Laurence Taillade, Présidente de Forces Laïques, s’inquiète de l’urgence de repenser un grand plan de développement d’aménagement du territoire pour retisser le lien entre deux France que tout oppose: la France des villes et la France des campagnes.
Alors que l’OFCE consacrait récemment l’une de ses études à la corrélation entre éloignement des villes et consentement à l’impôt, on ne peut que constater que ces rapports se suivent et se ressemblent, sans qu’aucune inflexion ou réflexion des politiques publiques ne semble voir le jour, pour répondre à un sentiment de déclassement puissant émis par les ruraux.
Pourtant, le constat est bien là. Les services publics reculent dans les campagnes françaises. Se soigner est devenu un luxe, accéder à une consultation de médecine spécialisée devient un combat au long court, les écoles ferment, comme les classes, malgré les promesses du Président.
Ces deux France, celle des villes et celle des champs, deviennent irréconciliables. Tout les oppose. L’une voit ses services se multiplier quand l’autre considère les transports et internet comme un ersatz.
Et le problème est bien là : Comment les gouvernements successifs ont-ils pu abandonner ces territoires à eux-mêmes allant jusqu’à supprimer les trains de nuit, souvent les dernières lignes directes qui existaient pour bien des communes rurales, à des fins de rentabilité ?
Aujourd’hui, il convient de regarder l’avenir en face. Alors que l’on pensait encore tout avion il y a quelques années, le retour au raisonnable devrait nous animer. Or le constat est là : 40 années de politiques publiques désastreuses, aucune programmation de développement et d’aménagement du territoire, une gestion à la petite semaine, dont la loi Mobilité sera un énième échec. La vision de ce gouvernement, davantage tourné vers une réalité économique que sociétale, ne peut pas concorder avec l’orientation solidariste que s’était choisie notre pays.
On ne peut envisager les services publics sous l’angle de la rentabilité sans dénaturer totalement le principe même de ces organismes dont l’objectif est de corriger les injustices et rendre l’Etat accessible à tous. Réfléchir en termes de rentabilité, c’est décider d’abandonner les segments non rentables d’une activité, c’est abandonner ceux qui sont au bout de la ligne de chemin de fer, c’est considérer que, parce qu’ils ne sont pas assez nombreux, ils ne valent rien !

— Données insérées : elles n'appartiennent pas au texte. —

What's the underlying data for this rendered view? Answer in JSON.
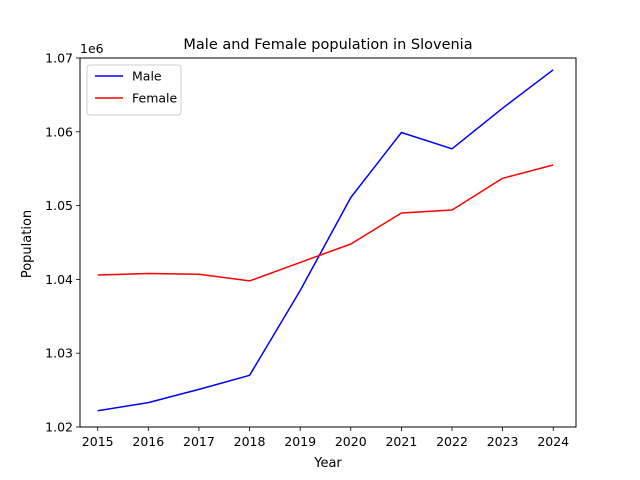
{
  "chart_data": {
    "type": "line",
    "title": "Male and Female population in Slovenia",
    "xlabel": "Year",
    "ylabel": "Population",
    "y_offset_label": "1e6",
    "x": [
      2015,
      2016,
      2017,
      2018,
      2019,
      2020,
      2021,
      2022,
      2023,
      2024
    ],
    "x_tick_labels": [
      "2015",
      "2016",
      "2017",
      "2018",
      "2019",
      "2020",
      "2021",
      "2022",
      "2023",
      "2024"
    ],
    "y_ticks": [
      1020000,
      1030000,
      1040000,
      1050000,
      1060000,
      1070000
    ],
    "y_tick_labels": [
      "1.02",
      "1.03",
      "1.04",
      "1.05",
      "1.06",
      "1.07"
    ],
    "ylim": [
      1020000,
      1070000
    ],
    "xlim": [
      2014.65,
      2024.45
    ],
    "grid": false,
    "legend_position": "top-left",
    "series": [
      {
        "name": "Male",
        "color": "#0000ff",
        "values": [
          1022200,
          1023300,
          1025100,
          1027000,
          1038500,
          1051100,
          1059900,
          1057700,
          1063200,
          1068400
        ]
      },
      {
        "name": "Female",
        "color": "#ff0000",
        "values": [
          1040600,
          1040800,
          1040700,
          1039800,
          1042300,
          1044800,
          1049000,
          1049400,
          1053700,
          1055500
        ]
      }
    ]
  }
}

Et c’est bien un peu ce que certains ont ressenti à l’aune des comportements arrogants des membres de la majorité vis-à-vis de ceux, de plus en plus nombreux, qui ont contesté la politique menée. Ceux qui ne pouvaient pas utiliser des vélos pour leurs déplacements quotidiens, ceux qui n’avaient pas les moyens d’investir dans une voiture électrique au prix prohibitif et dont les usages sont limités. Ceux qui ont été qualifiés de « fumeurs de clopes qui roulent au diesel », pris aux pièges par les incitations précédentes, aussi.
Il est temps de repenser notre pays et de redonner du souffle à ces villes et villages qui s’asphyxient. Il est temps de changer de paradigme. Il est temps de donner du sens à ce qui semble être une politique des petits pas.

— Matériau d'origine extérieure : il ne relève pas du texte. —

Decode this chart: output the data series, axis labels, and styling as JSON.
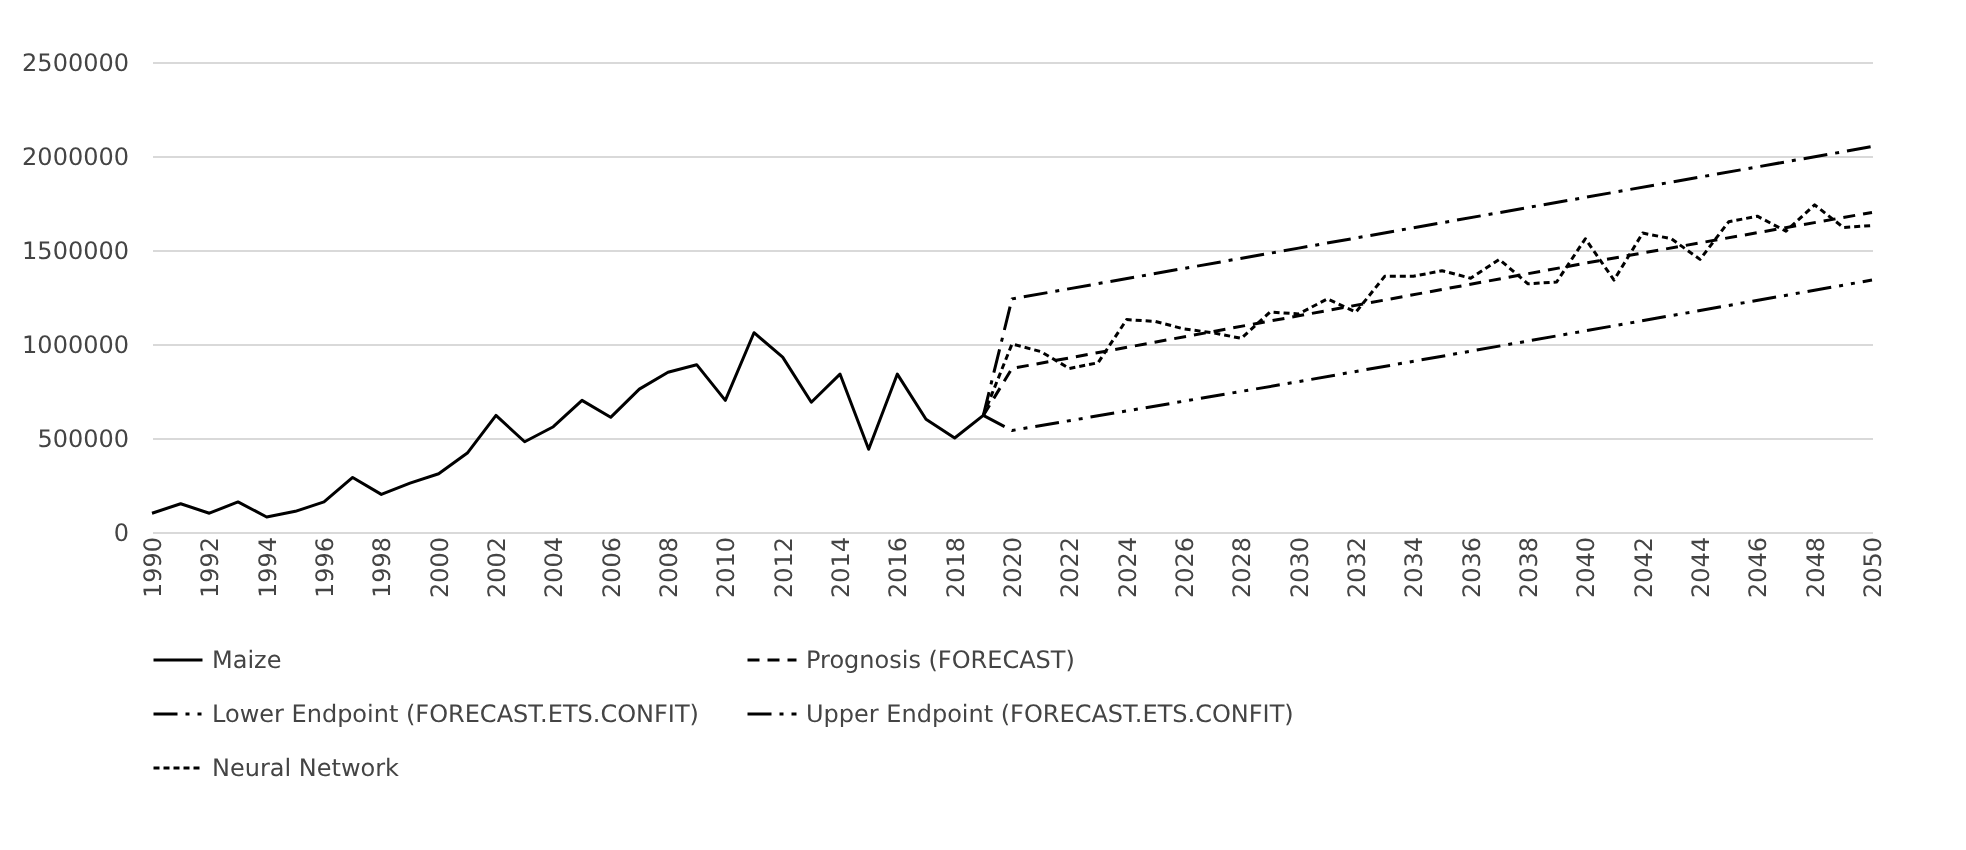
{
  "chart_data": {
    "type": "line",
    "xlim": [
      1990,
      2050
    ],
    "xticks": [
      1990,
      1992,
      1994,
      1996,
      1998,
      2000,
      2002,
      2004,
      2006,
      2008,
      2010,
      2012,
      2014,
      2016,
      2018,
      2020,
      2022,
      2024,
      2026,
      2028,
      2030,
      2032,
      2034,
      2036,
      2038,
      2040,
      2042,
      2044,
      2046,
      2048,
      2050
    ],
    "ylim": [
      0,
      2500000
    ],
    "yticks": [
      0,
      500000,
      1000000,
      1500000,
      2000000,
      2500000
    ],
    "grid": "y",
    "legend": "bottom",
    "marker": "none",
    "series": [
      {
        "name": "Maize",
        "color": "#000000",
        "line_style": "solid",
        "x": [
          1990,
          1991,
          1992,
          1993,
          1994,
          1995,
          1996,
          1997,
          1998,
          1999,
          2000,
          2001,
          2002,
          2003,
          2004,
          2005,
          2006,
          2007,
          2008,
          2009,
          2010,
          2011,
          2012,
          2013,
          2014,
          2015,
          2016,
          2017,
          2018,
          2019
        ],
        "values": [
          100000,
          150000,
          100000,
          160000,
          80000,
          110000,
          160000,
          290000,
          200000,
          260000,
          310000,
          420000,
          620000,
          480000,
          560000,
          700000,
          610000,
          760000,
          850000,
          890000,
          700000,
          1060000,
          930000,
          690000,
          840000,
          440000,
          840000,
          600000,
          500000,
          620000
        ]
      },
      {
        "name": "Prognosis (FORECAST)",
        "color": "#000000",
        "line_style": "dashed",
        "x": [
          2019,
          2020,
          2030,
          2040,
          2050
        ],
        "values": [
          620000,
          870000,
          1150000,
          1430000,
          1700000
        ]
      },
      {
        "name": "Lower Endpoint (FORECAST.ETS.CONFIT)",
        "color": "#000000",
        "line_style": "dashed",
        "x": [
          2019,
          2020,
          2030,
          2040,
          2050
        ],
        "values": [
          620000,
          540000,
          800000,
          1070000,
          1340000
        ]
      },
      {
        "name": "Upper Endpoint (FORECAST.ETS.CONFIT)",
        "color": "#000000",
        "line_style": "dashed",
        "x": [
          2019,
          2020,
          2030,
          2040,
          2050
        ],
        "values": [
          620000,
          1240000,
          1510000,
          1780000,
          2050000
        ]
      },
      {
        "name": "Neural Network",
        "color": "#000000",
        "line_style": "dotted",
        "x": [
          2019,
          2020,
          2021,
          2022,
          2023,
          2024,
          2025,
          2026,
          2027,
          2028,
          2029,
          2030,
          2031,
          2032,
          2033,
          2034,
          2035,
          2036,
          2037,
          2038,
          2039,
          2040,
          2041,
          2042,
          2043,
          2044,
          2045,
          2046,
          2047,
          2048,
          2049,
          2050
        ],
        "values": [
          620000,
          1000000,
          960000,
          870000,
          900000,
          1130000,
          1120000,
          1080000,
          1060000,
          1030000,
          1170000,
          1160000,
          1240000,
          1170000,
          1360000,
          1360000,
          1390000,
          1350000,
          1450000,
          1320000,
          1330000,
          1560000,
          1340000,
          1590000,
          1560000,
          1450000,
          1650000,
          1680000,
          1600000,
          1740000,
          1620000,
          1630000
        ]
      }
    ]
  }
}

La France est l’un des pays les plus grands d’Europe, mais elle est malheureusement parmi ceux qui proposent les moyens de transport les moins performants. Ainsi, pour parcourir moins de 50 km, il faut parfois jusqu’à deux heures ! Comment, dans de telles conditions, peut-on envisager de vivre dans des communes rurales, si l’on est dépourvu de voiture ? Développer une offre de transport de proximité est une priorité, mais il ne faut pas non plus en faire un dogme et admettre que des véhicules individuels ne peuvent disparaître du jour au lendemain. Les deux options doivent être cumulables, et non opposables, telles que l’on nous les présente aujourd’hui.
Penser le développement de l’architecture de nos transports de demain, c’est anticiper les modes de vie. On ne peut plus accepter que matin et soir de grandes migrations continuent à se produire, entre des zones dortoir et des bassins d’emploi, sans accélérer la mutation vers les espaces de partage inter-entreprises, le télétravail et d’autres formes à imaginer. C’est l’une des raisons pour lesquelles on ne peut pas abandonner certaines zones, en termes de couverture numérique, quand, en parallèle, on exige des télédéclarations pour les impôts.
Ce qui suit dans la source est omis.